When I came back to Yale this fall after having sat out spring 2008, I wanted variety in my class schedule. In my previous semester I had taken four English classes, which proved disastrous. Each course was worthwhile in isolation, but all together the sameness of the work was stultifying. I could barely finish the writing; the less I say about the reading, the better.
As shopping week began, I decided to take Basic Drawing at 8:30 a.m. on Mondays and Wednesdays. Several things about this idea appealed to me: the unexpectedness, the novelty, the early hour (which would ensure that, at least twice a week, I wouldn’t sleep too late) and the notion of cultivating a disciplined artistic practice, something I hoped might be applicable to writing. The professor seemed glad to have a second-semester senior in his class. “No self-respecting Yale student,” he says, “should graduate without taking Basic Drawing.”
There are three other seniors and one graduate student in the class. The other seven students are freshman girls. For the most part, they’re a quiet, reserved group. I saw no huge disparity in drawing abilities as the class began. Some people seemed better trained than others, but everyone demonstrated strength at some point. At midterm, the focus of the class became our final projects, what the teacher calls, with his characteristic nominative flair, our “independent research.”
The class had been going well for me, but as the independent research began, I foundered. I had no emotional investment in my subject matter; I started to avoid it. Last week we brought in the first substantial products of our research. Two of the freshmen came to class not with a couple of completed homework assignments, as the rest of us had done, but with what was undeniably art, in an I-know-it-when-I-see-it kind of way. One had done several surrealistic charcoal drawings of a strange, multi-chambered space, which she says is her room but which must have been intensely fictionalized. Inside the space is a bizarre and mutable form, vaguely creature-ish, like an abstract sculpture.
The other student, working with tempera wash in a more realistic mode, had painted a view of her suite’s window seat, stacked with pillows in various of attitudes of compression and relaxation. Though this second project lacked the esoteric imagination of the first, it evinced great proficiency in a medium I know to be difficult, thanks to this class. The floral patterns on those pillows were incredible.

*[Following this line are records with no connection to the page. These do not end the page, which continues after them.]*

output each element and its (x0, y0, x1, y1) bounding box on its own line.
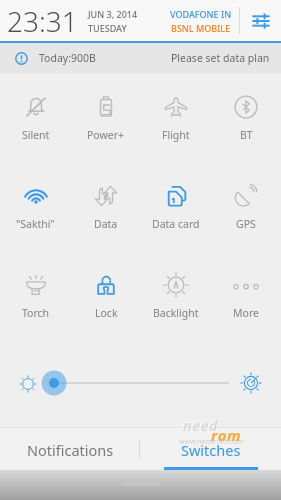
staticText: Switches (181, 440, 241, 460)
staticText: www.needrom.com (179, 437, 244, 447)
button[interactable]: Data (71, 162, 141, 251)
button[interactable]: Switches (140, 428, 281, 470)
button[interactable]: Notifications (0, 428, 140, 470)
staticText: Flight (162, 128, 190, 142)
staticText: Torch (22, 306, 50, 320)
staticText: Notifications (27, 440, 114, 460)
button[interactable]: Backlight (141, 251, 211, 340)
staticText: VODAFONE IN (170, 8, 232, 20)
button[interactable]: Power+ (71, 73, 141, 162)
staticText: Silent (22, 128, 50, 142)
staticText: More (233, 306, 259, 320)
staticText: need (182, 415, 217, 434)
staticText: TUESDAY (88, 22, 127, 34)
button[interactable]: Quick settings (240, 0, 281, 41)
button[interactable]: Lock (71, 251, 141, 340)
staticText: need (183, 416, 218, 435)
button[interactable]: Torch (0, 251, 71, 340)
staticText: BT (240, 128, 253, 142)
staticText: Data (94, 217, 118, 231)
staticText: 23:31 (7, 2, 78, 40)
button[interactable]: Today:900B (0, 43, 281, 73)
button[interactable]: Data card (141, 162, 211, 251)
button[interactable]: BT (211, 73, 281, 162)
button[interactable]: More (211, 251, 281, 340)
staticText: Backlight (153, 306, 199, 320)
staticText: "Sakthi" (16, 217, 55, 231)
staticText: GPS (236, 217, 256, 231)
staticText: Today:900B (39, 51, 96, 65)
button[interactable]: "Sakthi" (0, 162, 71, 251)
button[interactable]: Silent (0, 73, 71, 162)
staticText: Data card (152, 217, 200, 231)
staticText: BSNL MOBILE (171, 22, 231, 34)
staticText: Please set data plan (171, 51, 270, 65)
staticText: JUN 3, 2014 (88, 8, 138, 20)
button[interactable]: GPS (211, 162, 281, 251)
staticText: Lock (95, 306, 118, 320)
button[interactable]: Flight (141, 73, 211, 162)
staticText: Power+ (87, 128, 125, 142)
staticText: rom (211, 425, 242, 445)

The professor, to chasten and inspire the rest of us, held these two projects up for praise. He had our two true artists tape their work to the wall. “It becomes an evolving notion,” he said, tracing with his hand the progression of the first girl’s mutating sculpture. “And it has to do with doing. You see what she found, what she gave up.”
Listening to him, it occurred to me why it might be true that no self-respecting Yale student should graduate without taking Basic Drawing: because an art course offers an entirely different way of understanding fellow students. Your opinion of them and their abilities derives not from perceptions of easy outward shows, like comments about the reading, but from the work they make in private, or silently in class. To confront an expression of vast, complex interiority from someone of whom you did not expect it is a necessary lesson.
Last week I ran into a girl from my hometown, now a senior in high school, who was touring campus with her mother. She told me she wants to come to Yale but is considering a full scholarship for creative writing at a state university. Her mother looked expectantly at me, seeming to want advice. I thought for a moment about how good it would feel to go to college for free for being a fiction writer.
I imagine lots of Yale students face this general dilemma: spend $200,000 on an Ivy League education, or accept a prestigious offer from a less prestigious school. Either choice requires certain strengths of character. In accepting the free ride, one forgoes the right to tell those who ask, “I’m going to Yale,” a statement that always involves some measure of pride, no matter how awkward it feels. But the successful high school student who comes to Yale inevitably experiences a painful humbling. Whatever your interest, there’s likely to be someone here who’s further along. They’ve read more, produced more, gotten more recognition. It’s difficult to face this. It can inspire, or it can lead to despair. To me it’s done both.
But looking back I realize the most transformational things I’ve learned at Yale have come from other students, the ones whose knowledge and interests have advanced my own. This is not to denigrate professors; one can’t help, I think, being more affected by the example of peers. I can’t say for certain, since I’ll never experience the alternative, but it’s hard to imagine I would have undergone the same changes had I gone to college somewhere else as an officially designated exceptional student.
That’s what I said to the high school senior and her mother, anyway. Who knows what she’ll do.
Eamon Murphy is a senior in Saybrook College.